Silicon Valley has coffee-shop density; Ohio has isolated excellence. This new curated network aims to fix that by concentrating operators who have scaled from $1M to $100M+ ARR, creating a high-stakes "brain trust" across Ohio and beyond.

Refinery Ventures launches X15 to bridge the midwest’s hypergrowth gap
Image: Tim Schigel

The operators who have scaled venture-backed companies from zero to $100 million are out there in the Midwest. They're just not in the same room. That's the problem Cincinnati-based Refinery Ventures is trying to solve with X15, a curated network for executives and operators who have already been through the hypergrowth experience, and are ready to put it to work again.

"The Bay Area has a lot of people who are smart, hardworking, and have spent time inside of a hypergrowth business," said Tim Schigel, partner at Refinery Ventures. "We do have some of that experience in the region, but, unlike the Bay Area, it's extremely spread out. These folks aren't all hanging out in the same coffee shops like they do out West."

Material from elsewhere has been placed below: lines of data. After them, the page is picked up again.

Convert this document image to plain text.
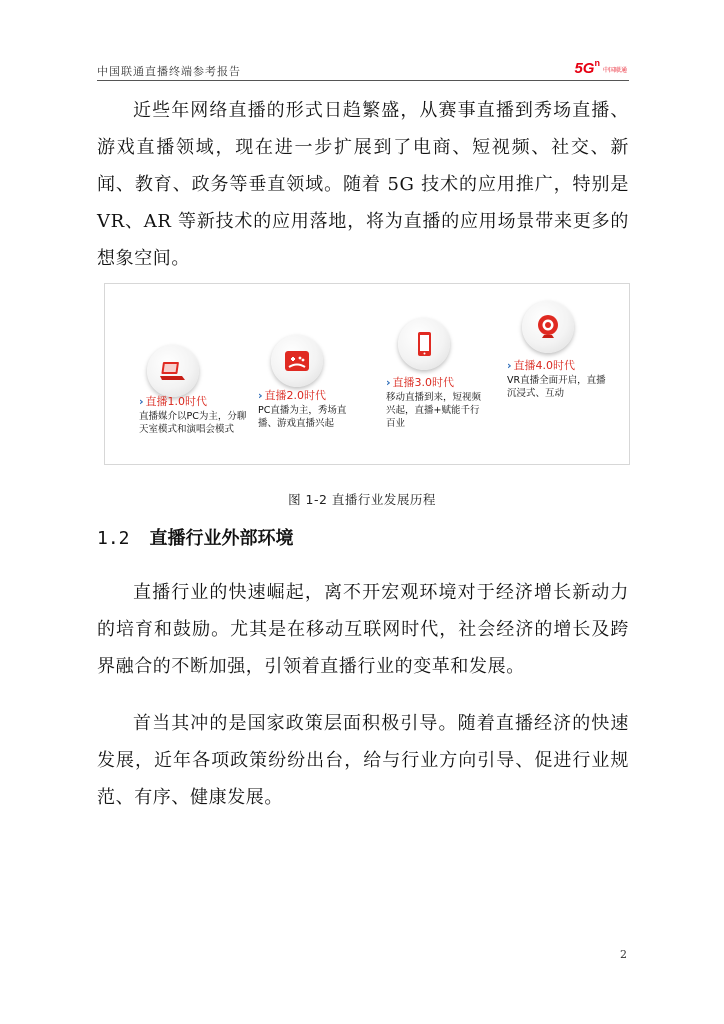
中国联通直播终端参考报告	5G n
中国联通

近些年网络直播的形式日趋繁盛，从赛事直播到秀场直播、游戏直播领域，现在进一步扩展到了电商、短视频、社交、新闻、教育、政务等垂直领域。随着 5G 技术的应用推广，特别是 VR、AR 等新技术的应用落地，将为直播的应用场景带来更多的想象空间。

› 直播1.0时代
直播媒介以PC为主，分聊天室模式和演唱会模式
› 直播2.0时代
PC直播为主，秀场直播、游戏直播兴起
› 直播3.0时代
移动直播到来，短视频兴起，直播+赋能千行百业
› 直播4.0时代
VR直播全面开启，直播沉浸式、互动
图 1-2 直播行业发展历程
1.2 直播行业外部环境

直播行业的快速崛起，离不开宏观环境对于经济增长新动力的培育和鼓励。尤其是在移动互联网时代，社会经济的增长及跨界融合的不断加强，引领着直播行业的变革和发展。

首当其冲的是国家政策层面积极引导。随着直播经济的快速发展，近年各项政策纷纷出台，给与行业方向引导、促进行业规范、有序、健康发展。

2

X15 is Refinery's attempt to recreate that density — deliberately and at scale.

The hypergrowth experience difference

Schigel draws a sharp distinction between conventional business growth and the kind venture capital demands. Raising venture funding carries an implicit expectation: the capital gets returned in seven to ten years at a minimum 10x valuation. That requires building every system from scratch while the business is simultaneously scaling.

"The problems a company faces while going through hypergrowth are always unique, but sound similar to problems another hypergrowth business has," Schigel said. "Having prior experience allows an operator to see around corners and anticipate these problems, as well as prepare for solutions that actually remedy them."

The ideal X15 member has lived that firsthand — an early employee at a startup that went from $1 million to $10 million in ARR within 18 months, or from $15 million to $150 million in three and a half years. Current members span go-to-market, technology, product, marketing, operations, and analytics roles, and collectively represent a median ARR growth of $1 million to $72 million over four years and approximately $75 billion in total enterprise value created.

Programming built for operators

X15 offers peer circles, tactical working sessions, tech reverse pitches, deal flow reviews, and the X15 Summit. But Schigel is clear that the programming is a vehicle, not the destination.

"The punchline for everything that X15 focuses on is that we need to get these people into a room together — that's where the real alchemy occurs," he said. "The best advice any operator can get is either from someone else who is currently operating on something similar or from their own mind when thinking through someone else's problem."

To maintain that quality, X15 keeps its events deliberately exclusive. Quarterly dinners in each city are curated for members and close friends of the network, with conversation structured to move beyond small talk.

"It's hard not to feel accountable in this group when everyone is so motivated to do something big," Schigel said. "We don't even have a LinkedIn group. This is for people who are serious about growth and invest in their own leadership."

Refinery staff also make individualized connections between members based on what each person is currently working through — a more bespoke approach than typical network programming.

Three Ohio cities among the strongest nodes

X15 currently operates across nine cities, with Cleveland, Columbus, and Cincinnati among its most active markets. Members include founders currently building their next company, operators mid-tour-of-duty with years left to vest, and leaders actively exploring their next move.

Schigel says the Midwest's moment is real — but capturing it requires infrastructure that matches the ambition.

"We've seen plenty of accelerators, coworking spaces, and the like," he said. "What we haven't seen much of is a focus on hypergrowth leadership talent. That is, until we started X15."

The name itself nods to aviation history: the North American X-15, the experimental rocket-powered aircraft that Neil Armstrong flew before the Apollo program, reaching the edge of space and breaking speed barriers that once seemed impossible. For Refinery, it's an apt metaphor for what they're building: a network designed to help operators reach heights they couldn't get to alone.